At the end of July, the U.S. Administration announced a Presidential proclamation invoking Section 232 of the Trade Expansion Act to implement 30% tariffs on copper semi-finished copper products such as tubes, wiring, cables, rods, sheets and foils etc. The tariffs take effect today. You can read the detail here: Adjusting Imports of Copper into the United States – The White House https://share.google/wRKvX38KdVNauDNDN
By imposing the tariff, the Administration seeks to boost domestic copper processing and fabrication, supporting MAGA. Indeed, with ‘raw’ imports and recycled material off the radar for now, the issue of permitting for mining persists. The Commerce Secretary concluded that reliance on overseas copper undermines U.S. national and economic security, particularly given its critical (in sectors such as defence, semiconductors, EVs and infrastructure) role.
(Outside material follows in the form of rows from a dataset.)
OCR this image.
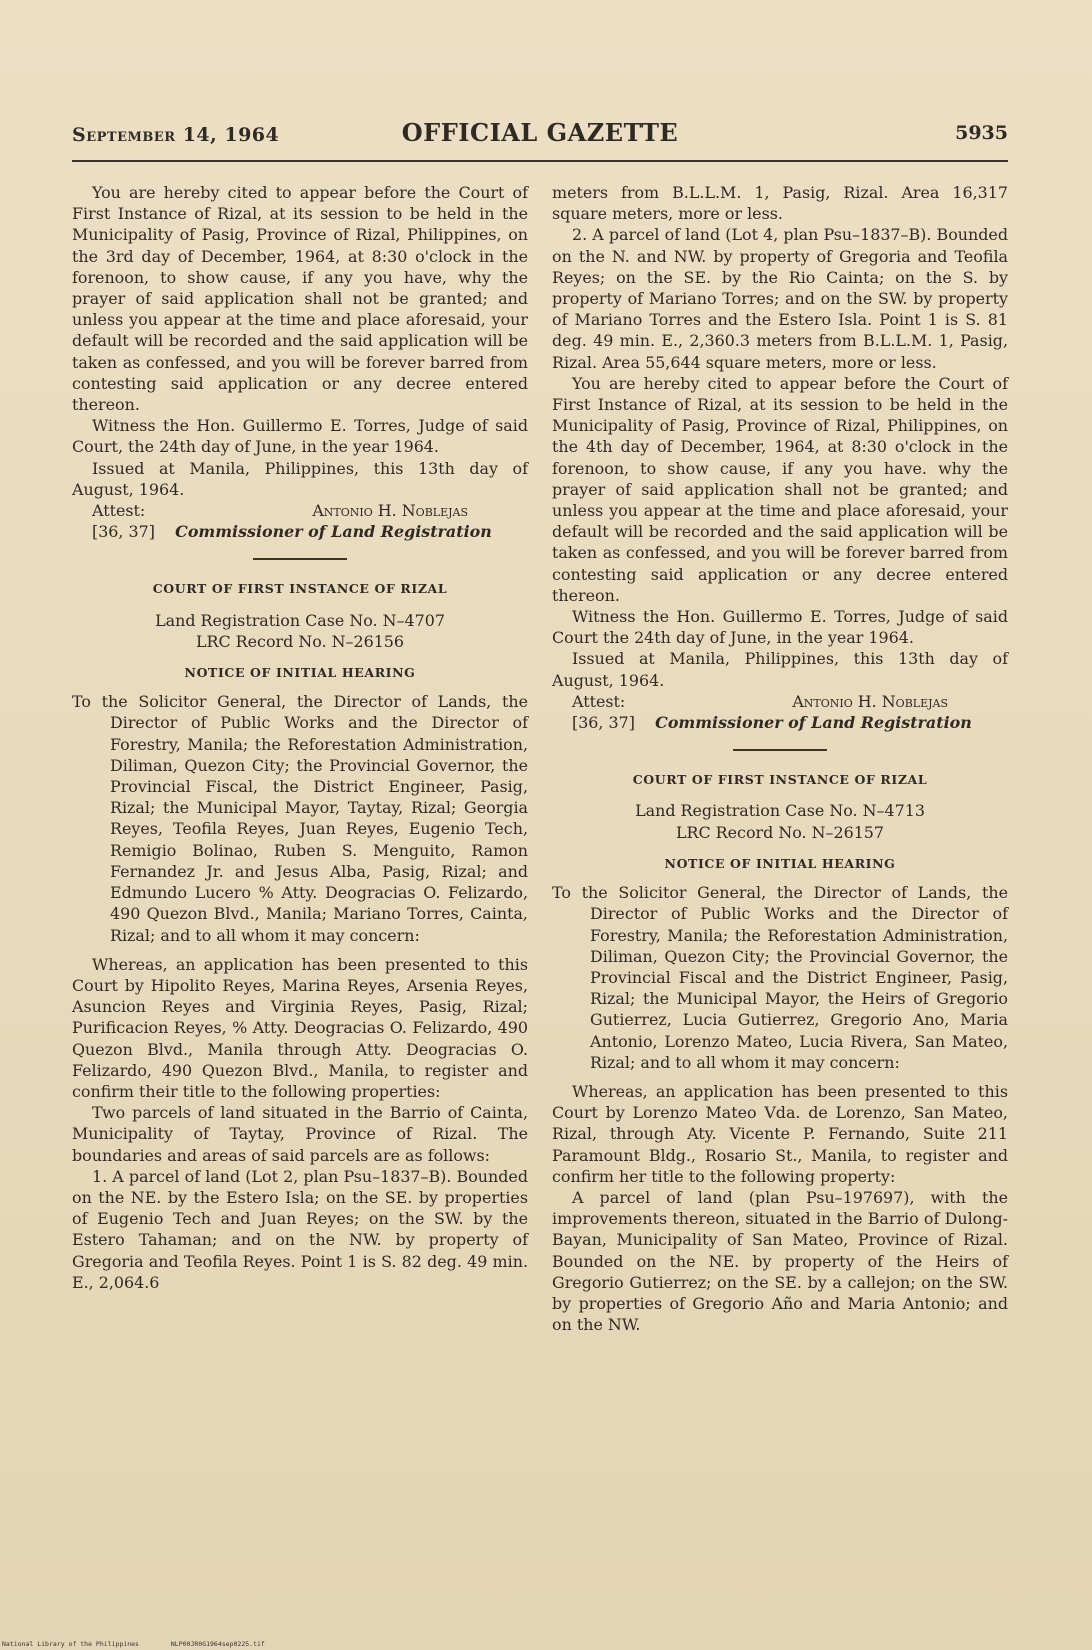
September 14, 1964	OFFICIAL GAZETTE	5935

You are hereby cited to appear before the Court of First Instance of Rizal, at its session to be held in the Municipality of Pasig, Province of Rizal, Philippines, on the 3rd day of December, 1964, at 8:30 o'clock in the forenoon, to show cause, if any you have, why the prayer of said application shall not be granted; and unless you appear at the time and place aforesaid, your default will be recorded and the said application will be taken as confessed, and you will be forever barred from contesting said application or any decree entered thereon.

Witness the Hon. Guillermo E. Torres, Judge of said Court, the 24th day of June, in the year 1964.

Issued at Manila, Philippines, this 13th day of August, 1964.

Attest:	Antonio H. Noblejas
[36, 37] Commissioner of Land Registration
COURT OF FIRST INSTANCE OF RIZAL
Land Registration Case No. N–4707
LRC Record No. N–26156
NOTICE OF INITIAL HEARING

To the Solicitor General, the Director of Lands, the Director of Public Works and the Director of Forestry, Manila; the Reforestation Administration, Diliman, Quezon City; the Provincial Governor, the Provincial Fiscal, the District Engineer, Pasig, Rizal; the Municipal Mayor, Taytay, Rizal; Georgia Reyes, Teofila Reyes, Juan Reyes, Eugenio Tech, Remigio Bolinao, Ruben S. Menguito, Ramon Fernandez Jr. and Jesus Alba, Pasig, Rizal; and Edmundo Lucero % Atty. Deogracias O. Felizardo, 490 Quezon Blvd., Manila; Mariano Torres, Cainta, Rizal; and to all whom it may concern:

Whereas, an application has been presented to this Court by Hipolito Reyes, Marina Reyes, Arsenia Reyes, Asuncion Reyes and Virginia Reyes, Pasig, Rizal; Purificacion Reyes, % Atty. Deogracias O. Felizardo, 490 Quezon Blvd., Manila through Atty. Deogracias O. Felizardo, 490 Quezon Blvd., Manila, to register and confirm their title to the following properties:

Two parcels of land situated in the Barrio of Cainta, Municipality of Taytay, Province of Rizal. The boundaries and areas of said parcels are as follows:

1. A parcel of land (Lot 2, plan Psu–1837–B). Bounded on the NE. by the Estero Isla; on the SE. by properties of Eugenio Tech and Juan Reyes; on the SW. by the Estero Tahaman; and on the NW. by property of Gregoria and Teofila Reyes. Point 1 is S. 82 deg. 49 min. E., 2,064.6

meters from B.L.L.M. 1, Pasig, Rizal. Area 16,317 square meters, more or less.

2. A parcel of land (Lot 4, plan Psu–1837–B). Bounded on the N. and NW. by property of Gregoria and Teofila Reyes; on the SE. by the Rio Cainta; on the S. by property of Mariano Torres; and on the SW. by property of Mariano Torres and the Estero Isla. Point 1 is S. 81 deg. 49 min. E., 2,360.3 meters from B.L.L.M. 1, Pasig, Rizal. Area 55,644 square meters, more or less.

You are hereby cited to appear before the Court of First Instance of Rizal, at its session to be held in the Municipality of Pasig, Province of Rizal, Philippines, on the 4th day of December, 1964, at 8:30 o'clock in the forenoon, to show cause, if any you have. why the prayer of said application shall not be granted; and unless you appear at the time and place aforesaid, your default will be recorded and the said application will be taken as confessed, and you will be forever barred from contesting said application or any decree entered thereon.

Witness the Hon. Guillermo E. Torres, Judge of said Court the 24th day of June, in the year 1964.

Issued at Manila, Philippines, this 13th day of August, 1964.

Attest:	Antonio H. Noblejas
[36, 37] Commissioner of Land Registration
COURT OF FIRST INSTANCE OF RIZAL
Land Registration Case No. N–4713
LRC Record No. N–26157
NOTICE OF INITIAL HEARING

To the Solicitor General, the Director of Lands, the Director of Public Works and the Director of Forestry, Manila; the Reforestation Administration, Diliman, Quezon City; the Provincial Governor, the Provincial Fiscal and the District Engineer, Pasig, Rizal; the Municipal Mayor, the Heirs of Gregorio Gutierrez, Lucia Gutierrez, Gregorio Ano, Maria Antonio, Lorenzo Mateo, Lucia Rivera, San Mateo, Rizal; and to all whom it may concern:

Whereas, an application has been presented to this Court by Lorenzo Mateo Vda. de Lorenzo, San Mateo, Rizal, through Aty. Vicente P. Fernando, Suite 211 Paramount Bldg., Rosario St., Manila, to register and confirm her title to the following property:

A parcel of land (plan Psu–197697), with the improvements thereon, situated in the Barrio of Dulong-Bayan, Municipality of San Mateo, Province of Rizal. Bounded on the NE. by property of the Heirs of Gregorio Gutierrez; on the SE. by a callejon; on the SW. by properties of Gregorio Año and Maria Antonio; and on the NW.

National Library of the Philippines	NLP00JR0G1964sep0225.tif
The tariffs currently exempt mining and scrap/recycling level copper materials, such as ores, concentrates, cathodes, anodes, bare brights, no.1, no.2 etc.
What might happen next?
In the short term, U.S.-based organisations producing shapes such as power cables, wires, tubes etc. might gain a competitive edge. This is due to reduced competition from overseas, however, it is also dependent on issues such as reaching the hitech levels of production required to replace imports, value chain flexibility and response, and investment risk analysis.
There might be new investment or plant expansion in downstream copper industries, particularly in U.S. states with a strong industrial focus. Of course, reciprocal tariffs are on the radar, and likely supply chain shifts will occur short to medium term.